Le ministère de la Santé a négocié de mauvaise foi avec les syndicats, tranche le TAT

MONTRÉAL — Les grands syndicats du secteur de la santé crient victoire à la suite d’une décision du Tribunal administratif du travail (TAT) qui confirme que le ministère de la Santé et des Services sociaux a «négocié de mauvaise foi» lorsqu’il a offert des primes aux employés du réseau de la santé sans consulter les représentants syndicaux pendant la pandémie.

Dans son jugement rendu mardi, la juge du TAT Myriam Bédard constate que «le Comité patronal de négociation du secteur de la santé et des services sociaux (CPNSSS),le Gouvernement du Québec – Direction des relations professionnelles – Conseil du trésor et le ministre de la Santé et des Services sociaux ont contrevenu aux articles 12 et 53 du Code du travail en entravant les activités syndicales des associations demanderesses et en faisant défaut de négocier de bonne foi».

La FSSS-CSN, la FSQ-CSQ, la FIQ, le SQEES-FTQ et le SCFP avaient saisi le Tribunal en novembre 2021 pour dénoncer le recours aux arrêtés ministériels et à l’état d’urgence sanitaire pour offrir des primes aux employés du réseau de la santé en faisant fi des dispositions des conventions collectives.

Dans les semaines précédentes, le gouvernement avait annoncé un plan d’un milliard de dollars visant à recruter, notamment, des infirmières. Ce plan prévoyait des primes allant de 12 000 $ à 18 000 $ pour les infirmières travaillant à temps plein.

Or, les syndicats allèguent n’avoir jamais été consultés avant l’annonce de ces mesures et déplorent que des décisions ont été prises même si des ententes de principes avaient été conclues quelques semaines auparavant pour le renouvellement des conventions collectives.

La juge Bédard leur a finalement donné raison. «Cette annonce gouvernementale, confirmée dans un arrêté ministériel adopté sous le couvert de l’urgence sanitaire, entrave de plein fouet l’activité syndicale. Même si l’absence d’intention de nuire pouvait être démontrée, ce qui n’est pas le cas, il faudrait conclure à une imprudence grave dont le Gouvernement, interlocuteur aguerri, ne pouvait ignorer les conséquences», écrit-elle dans sa décision.

«La stratégie du gouvernement était irrespectueuse envers les professionnelles en soins. Non seulement cette attitude antisyndicale contrevient aux lois, mais elle s’est aussi révélée totalement inefficace et n’a pas permis d’enrayer la pénurie de main-d’œuvre.
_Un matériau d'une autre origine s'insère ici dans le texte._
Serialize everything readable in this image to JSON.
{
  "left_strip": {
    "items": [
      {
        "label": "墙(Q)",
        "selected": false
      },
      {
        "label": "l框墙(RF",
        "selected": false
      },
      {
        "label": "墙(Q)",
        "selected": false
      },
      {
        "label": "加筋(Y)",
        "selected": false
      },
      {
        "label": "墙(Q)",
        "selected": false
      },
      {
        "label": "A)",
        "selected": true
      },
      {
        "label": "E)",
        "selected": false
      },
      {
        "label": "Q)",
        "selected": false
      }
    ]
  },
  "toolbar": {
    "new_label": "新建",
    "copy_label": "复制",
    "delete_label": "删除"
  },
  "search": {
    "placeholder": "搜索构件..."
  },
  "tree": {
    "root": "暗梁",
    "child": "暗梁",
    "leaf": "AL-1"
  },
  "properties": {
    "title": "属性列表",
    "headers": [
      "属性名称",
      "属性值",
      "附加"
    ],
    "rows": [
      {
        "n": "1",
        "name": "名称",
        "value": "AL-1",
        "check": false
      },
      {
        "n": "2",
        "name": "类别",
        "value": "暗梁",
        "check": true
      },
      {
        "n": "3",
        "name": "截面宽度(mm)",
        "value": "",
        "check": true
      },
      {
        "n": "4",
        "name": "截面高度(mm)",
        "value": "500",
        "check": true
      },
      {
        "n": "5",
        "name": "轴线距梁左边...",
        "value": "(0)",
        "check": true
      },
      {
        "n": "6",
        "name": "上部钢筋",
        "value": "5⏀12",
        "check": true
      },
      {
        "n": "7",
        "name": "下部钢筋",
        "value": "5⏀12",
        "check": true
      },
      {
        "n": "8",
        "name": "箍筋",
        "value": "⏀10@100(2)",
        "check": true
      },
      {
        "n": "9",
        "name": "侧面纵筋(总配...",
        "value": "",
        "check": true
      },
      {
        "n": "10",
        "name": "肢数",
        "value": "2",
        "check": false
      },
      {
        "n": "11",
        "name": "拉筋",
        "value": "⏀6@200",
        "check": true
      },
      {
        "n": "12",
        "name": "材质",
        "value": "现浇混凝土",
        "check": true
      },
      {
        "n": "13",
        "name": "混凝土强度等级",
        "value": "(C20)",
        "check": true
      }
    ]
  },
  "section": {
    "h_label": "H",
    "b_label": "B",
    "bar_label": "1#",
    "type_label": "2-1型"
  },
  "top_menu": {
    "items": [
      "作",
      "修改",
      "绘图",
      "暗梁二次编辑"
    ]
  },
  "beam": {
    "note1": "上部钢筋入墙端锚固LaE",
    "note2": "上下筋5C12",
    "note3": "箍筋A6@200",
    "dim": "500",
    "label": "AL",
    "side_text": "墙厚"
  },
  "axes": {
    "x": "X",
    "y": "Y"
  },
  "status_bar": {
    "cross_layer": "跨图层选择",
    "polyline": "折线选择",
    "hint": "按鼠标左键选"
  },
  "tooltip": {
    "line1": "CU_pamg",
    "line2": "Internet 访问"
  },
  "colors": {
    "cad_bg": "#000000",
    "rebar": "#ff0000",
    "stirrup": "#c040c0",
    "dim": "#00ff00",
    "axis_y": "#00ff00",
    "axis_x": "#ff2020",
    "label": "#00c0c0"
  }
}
La pression est toujours aussi forte sur les professionnelles en soins du réseau public, soutiennent les leaders des organisations syndicales dans un communiqué conjoint, publié mercredi.

«Cela prouve que si des investissements importants sont nécessaires pour attirer et retenir la main-d’œuvre, les mesures doivent être convenues avec les représentants syndicaux afin qu’elles répondent véritablement aux besoins des travailleurs et travailleuses sur le terrain et à ceux des patients.»

À la lumière de ces constats, le TAT ordonne donc au ministre de la Santé, Christian Dubé, de cesser d’entraver les activités syndicales et d’arrêter de négocier de mauvaise foi.

Dans une déclaration écrite transmise à La Presse Canadienne mercredi, le cabinet du ministre Dubé tient à rappeler le «contexte exceptionnel» dans lesquelles ces mesures ont été prises.

«En pleine vague Omicron, le gouvernement se démenait pour trouver des solutions sur le terrain et améliorer la situation des travailleurs de la santé en leur offrant des primes. On devait avoir le plus d’employés possible sur le terrain», justifie le cabinet du ministre.

Les leaders syndicaux demandaient plutôt au gouvernement de «reconnaître que son attitude était inacceptable et (de) changer sa façon de travailler, notamment en vue de la prochaine négociation nationale».

Les syndicats de la santé envisagent par ailleurs déjà de contester de la même façon les mesures annoncées unilatéralement pour l’été, dont les conditions étaient «beaucoup trop restrictives» selon eux.